Bizarrely though he never actually intended to play Daninsky, only stepping up to the role after original choice Lon Chaney Jr. proved too ill to travel and a suitable candidate couldn't be found.

And from such accidental beginnings a horror legend was born.

But portraying one iconic character was obviously not enough for Naschy who, as his career grew went on to give us his unique takes on several classic screen monsters including Count Dracula and Mr. Hyde, alongside assorted mummies and demons as well as a host of vile villains and black-hearted bad guys in a career that spanned over 100 movies and 4 decades.

Frequently writing the scripts for the movies he appeared in, he added directing to his list of not too inconsiderable talents with the 1976 Devil worshipping delight Inquisition (in which he also starred and wrote) and later, when the horror genre fell from favour within the Spanish film industry, Naschy became a producer, at one point bizarrely enough making documentaries for Japanese television resulting in a slew of Spanish-Japanese co-productions, including the frankly fantastic (if not slightly bonkers) La Bestia Y La Espada Majica (1983).

If you don't believe me then you try and name another film that features a werewolf taking on a (real) tiger as well as assorted Ninjas and a sub-plot featuring a magic monster slaying sword.

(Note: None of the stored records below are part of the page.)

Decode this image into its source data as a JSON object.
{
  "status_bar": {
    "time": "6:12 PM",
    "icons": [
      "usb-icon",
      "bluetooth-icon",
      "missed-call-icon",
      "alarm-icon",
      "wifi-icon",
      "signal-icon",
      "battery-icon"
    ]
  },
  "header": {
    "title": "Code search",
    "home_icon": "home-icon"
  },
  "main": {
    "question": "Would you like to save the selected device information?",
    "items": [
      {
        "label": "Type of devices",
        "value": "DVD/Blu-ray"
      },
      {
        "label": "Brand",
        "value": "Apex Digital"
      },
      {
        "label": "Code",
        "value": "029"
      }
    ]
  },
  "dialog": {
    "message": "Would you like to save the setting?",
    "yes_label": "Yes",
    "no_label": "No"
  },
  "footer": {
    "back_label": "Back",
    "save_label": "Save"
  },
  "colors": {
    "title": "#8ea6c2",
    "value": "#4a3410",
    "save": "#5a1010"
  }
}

In 1984 Naschy faced a crisis in both his career and personal life, firstly with the death of his father – with whom he'd always had a close relationship and latterly when his production company, Aconito Films, filed for bankruptcy – partly due to the aforementioned lack of interest in horror movies but mainly due to the total commercial failure of the ahead of its time spy spoof Operacion Mantis.

Imagine a Spanish Austin Powers by way of The Naked Gun channelling Benny Hill via 70's Burt Reynolds and you're halfway there.

Things got worse for Naschy in 1991 when he too suffered a heart attack during a weightlifting session at his local gym, forcing the once seemingly indestructible star to take stock of his life leading to the publication in 1997 of an incredibly honest and deeply touching autobiography, Memorias De Un Hombre Loco.

As the new millennium dawned though so did a new found respect and interest in the masters work when in 2000 noted American horror magazine Fangoria inducted Naschy into its Horror Hall of Fame, thanks in part to his many – worldwide - fans championing his cause but his highest accolade was to follow when, in 2001 King Juan Carlos I presented Naschy with The Gold Medal Award for Fine Arts (the Spanish equivalent of a knighthood).

Paul Naschy passed away from cancer on 30th November 2009, still working away on new and more terrifying horror projects until his death, the lonely lycanthrope had finally come home to the love and affection he truly deserved.

Daninsky and his creator resting among the likes of Boris Karloff and Lon Chaney Jr. as true greats of horror and set to thrill and terrify fans of the fantastic of all ages for years to come.

*Scarily enough it took 40 years but I did finally get to see The Crater Lake Monster.